Привыкаешь ко всему, со всем человек может сжиться. Постепенно сживался он и с одиночеством, и с неизвестностью. Вот уж скоро год, как тянется следствие, а конца ему и не видно.
Иакинф целые дни шагал и шагал по келье. Это равномерное круженье мало-помалу утишало страдание, укрощало душевную муку. И помимо воли перед ним проходила вся его жизнь - мечтания далекого детства, увлечения юности и первых лет мужества, ошибки, разочарования, нелепые личности с духовным и светским начальством, открытие далекого неведомого мира, постепенное осознание своего предназначения. Но может быть, только теперь, в этой уединенной келье, он с особой отчетливостью понял настоящий смысл того долгого времени, которое провел он в чужеземной столице. Сквозь заблуждения и соблазны первых пекинских лет, когда ему казалось, что нет ничего глупее, чем пренебрегать настоящим в угоду какому-то неопределенному будущему, когда он весь отдавался неукротимому, жадному устремлению пропустить через свое сердце и свой разум все, чем влекла его пестрая и непривычная жизнь пекинская, когда ничего ему не хотелось откладывать на завтра - ведь этого завтра может и не быть,- он постепенно приходил к твердому убеждению, что вся его предыдущая жизнь, такая сложная и порой такая нелепая, была лишь вступлением к жизни настоящей и, хотя ему уже сорок пять, эта настоящая жизнь не только не прошла, но вопреки очевидности еще и не наступила. Впереди не продолжение жизни, а ее подлинное начало. И ему не терпелось начать эту настоящую жизнь.
Это, разумеется, вовсе не означало, что он намерен отказаться от всего, что прожил, чем дорожил в былые времена. Нет, ему не хотелось отказываться даже от воспоминаний, которые он волочил за собой. Да, он нз уклонялся от соблазнов, не страшился наделать ошибок. И его не грызут сожаленья. Ведь ошибаться - значит познавать. Значит, ошибки неизбежны. Как же иначе изведаешь, что такое жизнь?
Никогда еще не было у него столько свободного, ни чем не заполненного времени, как теперь. Оторванный от всего, чем был поглощен прежде,- от управления монастырем, от надзора за беспокойной своей братией, от встреч с китайцами и католическими миссионерами, от ученых своих упражнений, от всех каждодневных забот и треволнении,- он невольно стал задумываться, зачем дана ему эта жизнь.

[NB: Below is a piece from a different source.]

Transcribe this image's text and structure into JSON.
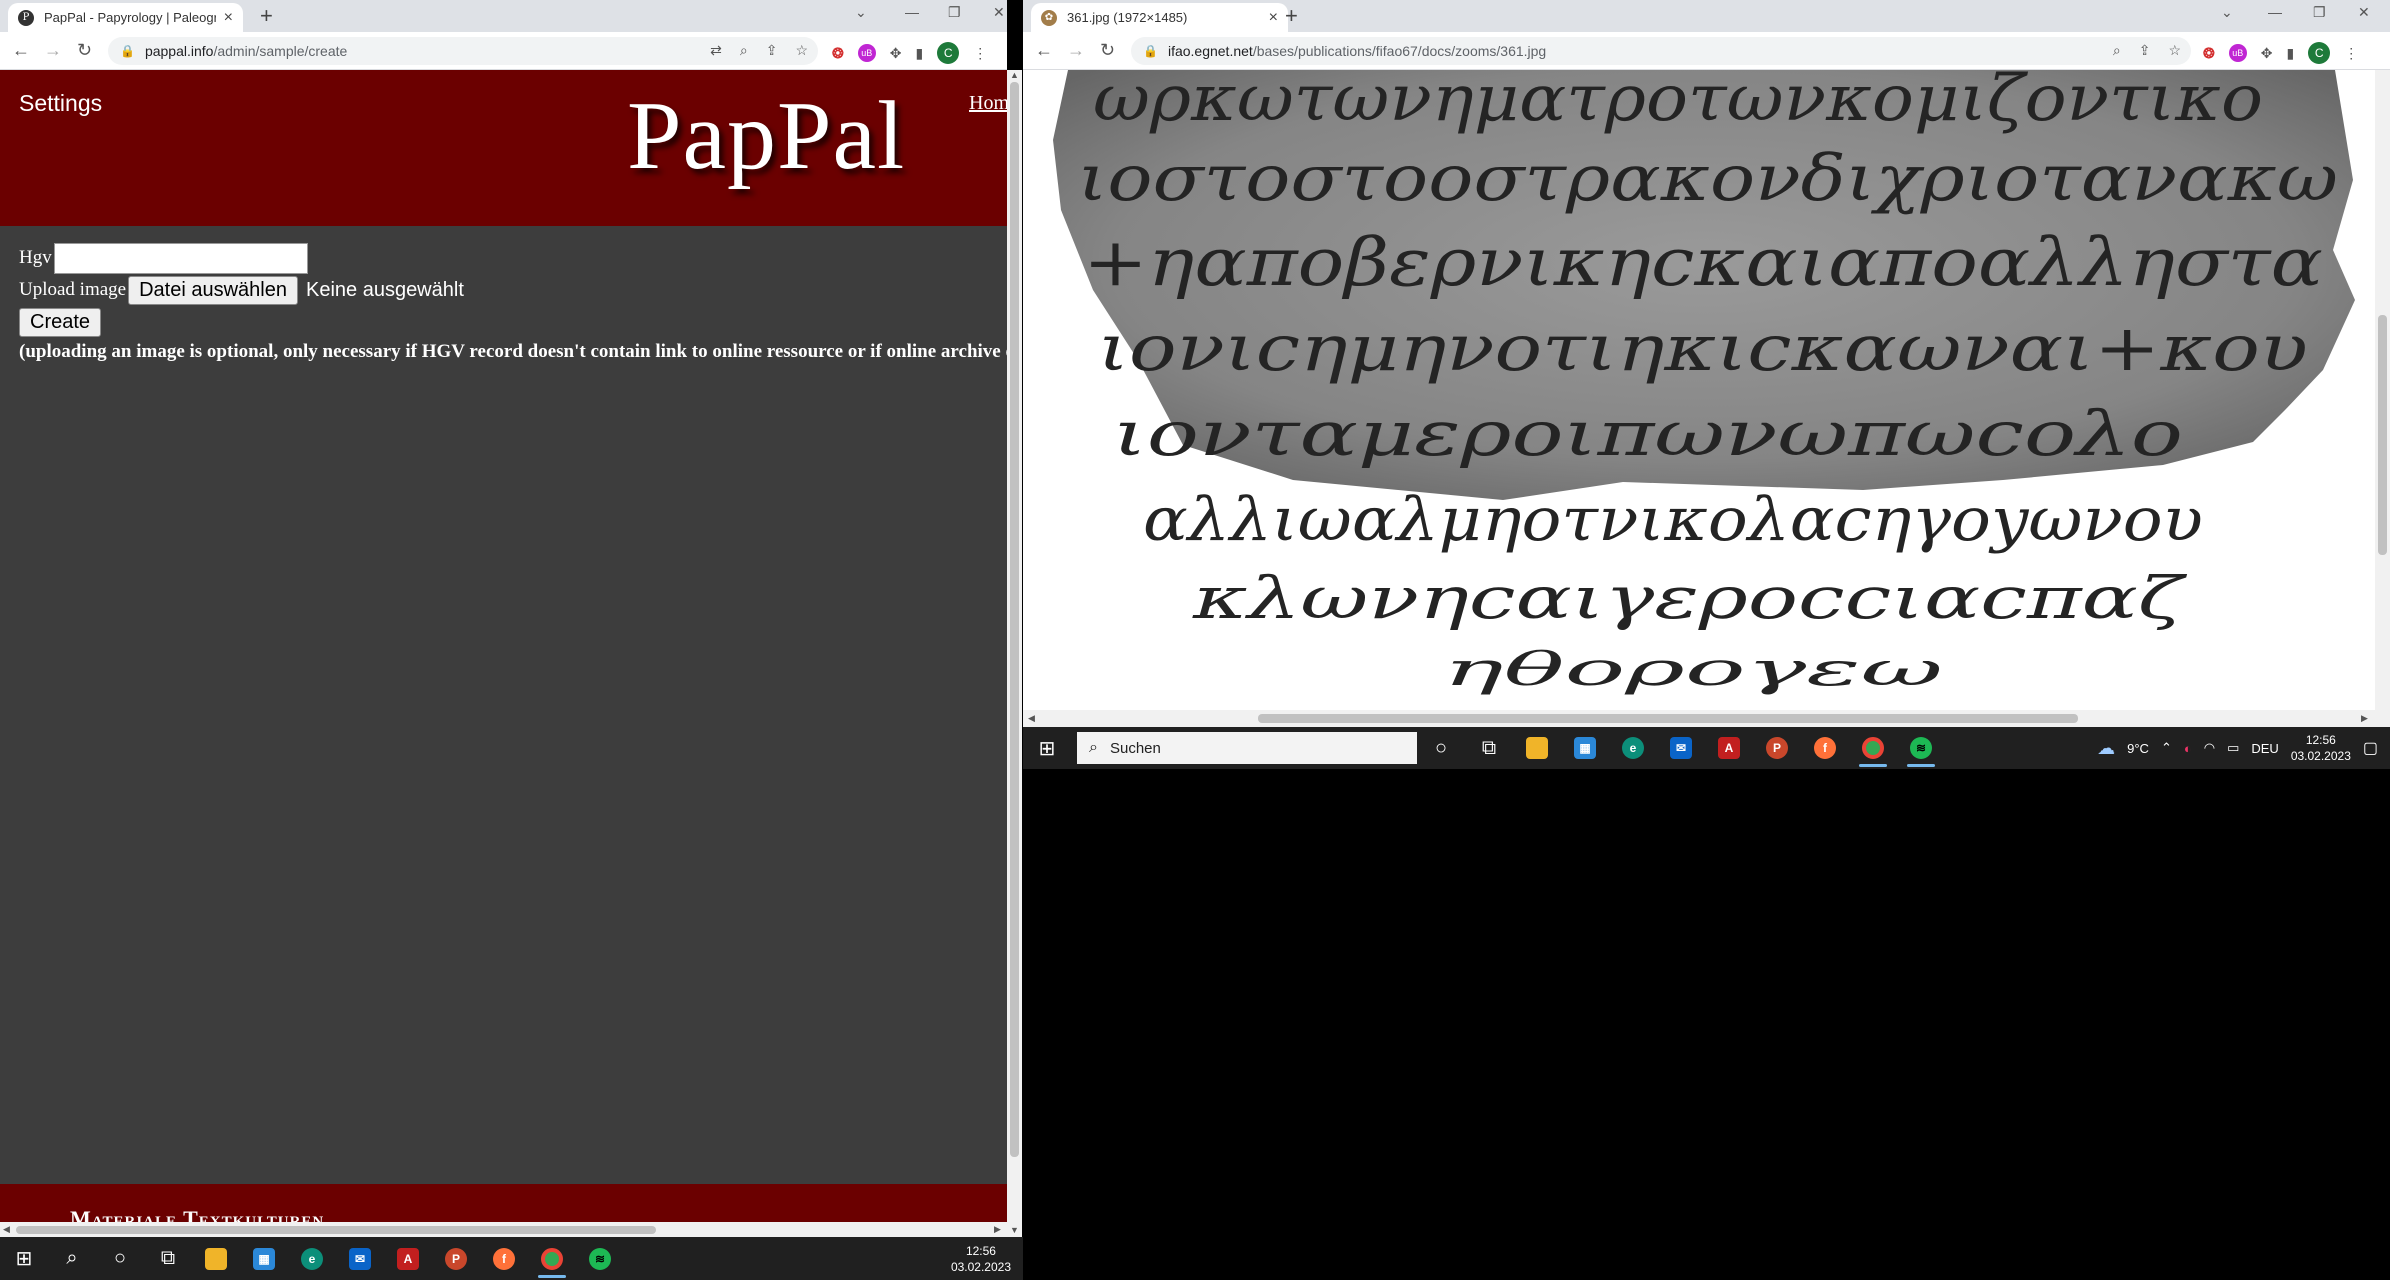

Обычно человек отмахивается от этих вопросов, ему просто недосуг предаваться таким размышлениям. А нет ничего хуже, нежели жизнь в сутолоке каждодневности, в плену суетных забот, когда человеку некогда оглянуться, подумать, зачем он живет, куда идет. А ведь так живет большинство. Живет без оглядки, живет кое-как, день да ночь - сутки прочь. Да собственно, и не живет, а попросту изживает свою жизнь, единственную, которая ему дана. Но как страшно прожить такую жизнь и, расставаясь с нею, вдруг ужаснуться: а зачем ты ее прожил? Нет, он не хочет, да и не имеет права прожить такую "случайную" жизнь, которую определит не он, а обстоятельства.
Он хочет прожить ее по-своему, ему есть зачем ее прожить, есть что сказать своим по жизни сопутникам. Сказать и сделать что-то такое, чего никто другой за него сказать и сделать не может.
Иакинф все добивался встречи с кем-нибудь из духовного начальства - и безуспешно. Только раз, уже летом, вызвал его в лаврские свои кельи митрополит Серафим.
Встреча была короткой и более чем холодной. Отец Иакинф провел почти полтора десятка лет вдали от отечества, не имея над собой начальства, ни духовного, ни светского, привык к независимости. Ему и в голову не пришло величать митрополита "святейшеством", как тут принято, пасть ниц пред владыкой, преклонить перед ним колени, кинуться целовать руки, униженно вымаливая пощады, как это сделал, по его собственному признанию, иеромонах Аркадий при первом же свидании с архипастырем. "А что мне стоит? - говорил он.- Шея не отсохнет, поясница не переломится".
Но Иакинф не внял предуведомлению своего бывшего подопечного. В митрополичьи кельи вошел, гордо неся голову, исполненный чувства собственного достоинства, и лишь слегка склонил чело, подходя под архипастырское благословение. Митрополит Серафим не привык к такому обхождению. Он величественно восседал в покойных креслах, в белом митрополичьем клобуке, украшенном высочайше пожалованным бриллиантовым крестом, со множеством орденов на роскошной темно-гранатовой рясе, хотя и принимал Иакинфа в домашних покоях. Впрочем, может быть, преосвященный только что вернулся из Синода и не успел еще переоблачиться?
Невольно пришло сравнение митрополита с монгольским хутухтой, почитаемым живым буддой. Но ежели тот верит в свое божественное происхождение, то отчего бы и нашему митрополиту не уверовать в свое "святейшество". Ведь он шагу не ступит, чтобы кто-то не бросился к нему с поклоном, руки не протянет, чтобы кто-нибудь ее не облобызал, слова не промолвит, чтобы не услышать шепота восхищения. Все ему служат и прислуживаются, жаждут от владыки "ласки", готовы по первому его знаку броситься исполнять любое его желание.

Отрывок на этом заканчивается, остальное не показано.